Debt Advice Glossary
A Debt is an amount of money owed.
Debt arrangement scheme
The debt arrangement scheme (DAS) is a statutory scheme run by the Scottish Government to help people living in Scotland repay their debts.
Debt collection agencies
Debt collection agencies are organisations that chase outstanding debts. They are either employed by creditors to recover the debt or they can buy the debt from the creditor.
Debt consolidation is the term for taking out a loan & using the money to repay other debts.
Debt management plan (DMP)
A debt management plan is a way of repaying your debts by making reduced payments to your creditors if you can’t afford the full contractual payments.
Debt payment programme (DPP)
A debt payment programme (DPP) is the name given to the formal repayment programme provided under the debt arrangement scheme (DAS). A DPP lets you repay your debts over a realistic amount of time without the threat of court action from your creditors.
Debt relief order (DRO)
A debt relief order is a way of writing off your debts if you’re unable to pay them.
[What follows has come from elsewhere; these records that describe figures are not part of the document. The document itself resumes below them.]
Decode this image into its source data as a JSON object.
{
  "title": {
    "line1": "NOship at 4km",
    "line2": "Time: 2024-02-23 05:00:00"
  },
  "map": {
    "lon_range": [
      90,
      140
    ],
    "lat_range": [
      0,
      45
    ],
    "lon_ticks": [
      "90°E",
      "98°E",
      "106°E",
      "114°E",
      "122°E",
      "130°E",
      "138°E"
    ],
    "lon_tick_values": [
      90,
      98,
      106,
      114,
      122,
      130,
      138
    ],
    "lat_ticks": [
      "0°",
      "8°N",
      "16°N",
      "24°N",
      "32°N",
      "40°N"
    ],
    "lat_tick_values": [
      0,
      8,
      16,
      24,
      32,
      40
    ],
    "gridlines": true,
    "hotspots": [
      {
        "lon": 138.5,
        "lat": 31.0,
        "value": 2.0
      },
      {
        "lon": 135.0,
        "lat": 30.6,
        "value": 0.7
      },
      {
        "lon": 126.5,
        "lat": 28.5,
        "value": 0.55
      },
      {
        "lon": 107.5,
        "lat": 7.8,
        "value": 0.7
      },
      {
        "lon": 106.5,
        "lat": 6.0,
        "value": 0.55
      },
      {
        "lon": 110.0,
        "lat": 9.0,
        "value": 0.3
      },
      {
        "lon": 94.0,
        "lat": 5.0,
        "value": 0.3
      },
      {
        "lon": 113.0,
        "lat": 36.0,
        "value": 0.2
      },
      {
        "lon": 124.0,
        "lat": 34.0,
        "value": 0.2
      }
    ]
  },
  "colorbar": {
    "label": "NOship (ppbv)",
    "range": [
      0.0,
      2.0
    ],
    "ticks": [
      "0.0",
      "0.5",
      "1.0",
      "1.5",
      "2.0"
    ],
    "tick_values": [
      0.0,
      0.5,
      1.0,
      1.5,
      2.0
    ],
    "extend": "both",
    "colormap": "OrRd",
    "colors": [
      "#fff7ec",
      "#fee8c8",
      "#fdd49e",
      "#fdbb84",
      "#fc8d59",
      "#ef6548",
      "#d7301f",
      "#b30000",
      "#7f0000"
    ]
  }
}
It’s a form of insolvency. You have to owe less than £20,000 to apply for a debt relief order.
A debtor is someone who owes money.
Decreasing term assurance
Decreasing term assurance is a type of life assurance that pays out a lump sum if you die within the term, but where the amount that’s paid out reduces during the term.
A decree is a judgment or order, issued by the Scottish courts for non-payment of a debt.
Diligence is the term for debt enforcement through the Scottish courts.
A creditor issues a default notice when the terms & conditions of a credit agreement are broken, for example if you can’t pay your contractual payments.
A dependent is someone who relies on others financially, for example a child.
A direct debit is an instruction that you give your bank to pay a certain person or company each month. A direct debit can be for a variable amount.
A discount rate is an interest rate that’s reduced for a certain amount of time before it reverts back to the standard rate. Discount rates are often offered as a type of mortgage rate, or for energy bills.
Disposable income is the amount of money which you have available to spend on non-essential items after you’ve paid for your household bills.